Thanksgiving is just a few weeks away! It’s a time to gather with family and friends, reflect on gratitude, and, of course, enjoy a comforting feast. Are you someone who likes to keep things traditional while still adding a little something to zhuzh up the meal? I gathered some recipes together to help do just that (yes, there’s maple syrup involved!).
Herb-Roasted Turkey with Gravy
Prep Time: 30 minutes
Cook Time: 3–3.5 hours
Ingredients
1 whole turkey (12–14 lbs), thawed
1/2 cup butter, softened
2 tbsp olive oil
4 cloves garlic, minced
2 tbsp each fresh rosemary, thyme, and sage (chopped)
1 lemon, halved
1 onion, quartered
2 carrots + 2 celery stalks, chopped
4 cups chicken or turkey stock
Salt & pepper
Gravy:
1/4 cup drippings, 1/4 cup flour, 3 cups stock
Instructions:
Preheat oven to 325°F (165°C).
Rub turkey with butter, oil, garlic, herbs, salt, and pepper.
Stuff cavity with lemon, onion, herbs; lay veggies in pan.
Roast, basting every 45 min, until thigh reaches 165°F (74°C).
Rest 20–30 min. For gravy: whisk drippings + flour, slowly add stock, simmer until thick.
Creamy Garlic Mashed Potatoes
Prep Time: 10 minutes
Cook Time: 20 minutes
Ingredients
4 lbs Yukon gold potatoes, peeled/cubed
4 garlic cloves, peeled
1/2 cup butter
1 cup warm milk or cream
Salt & pepper
Instructions
Boil potatoes + garlic in salted water until tender.
Mash with butter, adding milk gradually.
Season to taste.
Maple-Roasted Brussels Sprouts & Carrots
Prep Time: 10 minutes
Cook Time: 25–30 minutes
Ingredients
1 lb Brussels sprouts, halved
3 carrots, sliced
3 tbsp olive oil
3 tbsp maple syrup
1 tbsp Dijon mustard
Salt & pepper
Instructions
Preheat oven to 400°F (200°C).
Toss veggies with oil, maple, Dijon, salt & pepper.
Roast 25–30 min, tossing halfway, until caramelized.
Classic Sage Stuffing
Prep Time: 15 minutes
Cook Time: 45 minutes
Ingredients
10 cups cubed day-old bread
1/2 cup butter
1 onion + 2 celery stalks, diced
2 cloves garlic, minced
2 tsp sage, 2 tsp thyme
2 cups chicken stock
1 egg
Salt & pepper
Instructions
Preheat oven to 350°F (175°C).
Sauté onion, celery, garlic in butter.

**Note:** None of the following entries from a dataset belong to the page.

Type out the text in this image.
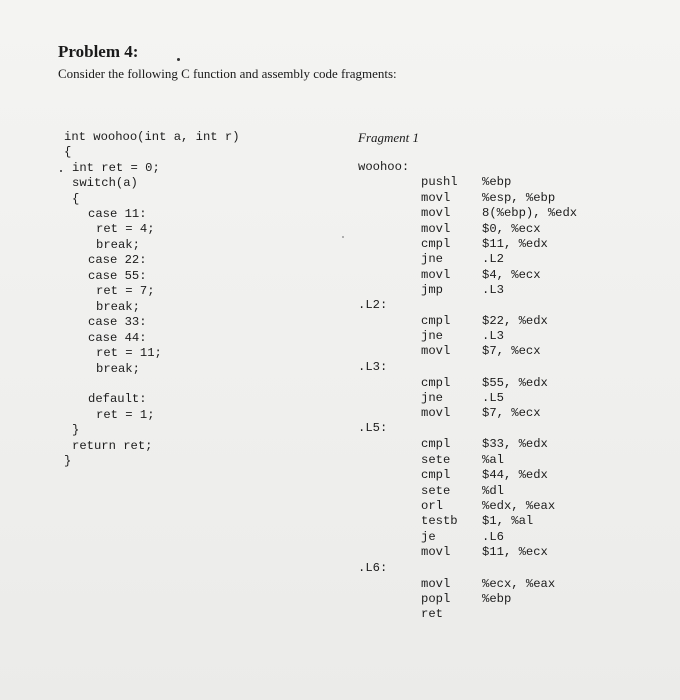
Problem 4:
Consider the following C function and assembly code fragments:
int woohoo(int a, int r)
{
int ret = 0;
switch(a)
{
case 11:
ret = 4;
break;
case 22:
case 55:
ret = 7;
break;
case 33:
case 44:
ret = 11;
break;
default:
ret = 1;
}
return ret;
}
Fragment 1
woohoo:
.L2:
.L3:
.L5:
.L6:
pushl
movl
movl
movl
cmpl
jne
movl
jmp
cmpl
jne
movl
cmpl
jne
movl
cmpl
sete
cmpl
sete
orl
testb
je
movl
movl
popl
ret
%ebp
%esp, %ebp
8(%ebp), %edx
$0, %ecx
$11, %edx
.L2
$4, %ecx
.L3
$22, %edx
.L3
$7, %ecx
$55, %edx
.L5
$7, %ecx
$33, %edx
%al
$44, %edx
%dl
%edx, %eax
$1, %al
.L6
$11, %ecx
%ecx, %eax
%ebp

Add herbs.
Toss with bread, stock, egg.
Bake covered 30 min, uncovered 15 min.
Cranberry Sauce with Orange Zest
Prep Time: 5 minutes
Cook Time: 10 minutes
Ingredients
12 oz (340 g) cranberries
1 cup sugar
1/2 cup orange juice
Zest of 1 orange
Instructions
Simmer cranberries, sugar, juice until berries burst.
Stir in zest, cool before serving.
Harvest Salad with Apple & Pecans
Prep Time: 10 minutes
Ingredients
6 cups greens
1 apple, sliced
1/2 cup toasted pecans
1/4 cup dried cranberries
1/4 cup goat cheese
Dressing: 3 tbsp olive oil, 1 tbsp apple cider vinegar, 1 tsp Dijon, 1 tsp honey, salt & pepper
Instructions
Toss greens, apple, pecans, cranberries, goat cheese.
Whisk dressing, drizzle before serving.
Pumpkin Pie with Maple Whipped Cream
Prep Time: 15 minutes
Cook Time: 55 minutes
Ingredients
1 pie crust
1 can (398 mL) pumpkin puree
3/4 cup brown sugar
1 tsp cinnamon, 1/2 tsp nutmeg, 1/2 tsp ginger, 1/4 tsp cloves, 1/2 tsp salt
2 eggs
1 cup evaporated milk
Maple Whipped Cream:
1 cup heavy cream
2 tbsp maple syrup
Instructions
Preheat oven 425°F (220°C).
Mix pumpkin, sugar, spices, eggs, milk. Pour into crust.
Bake 15 min, reduce to 350°F (175°C), bake 40 min.
Whip cream + maple syrup, top pie slices.
Let me know if you try any of these recipes and what you think of them. I also wouldn’t be opposed to leftovers! Happy Thanksgiving!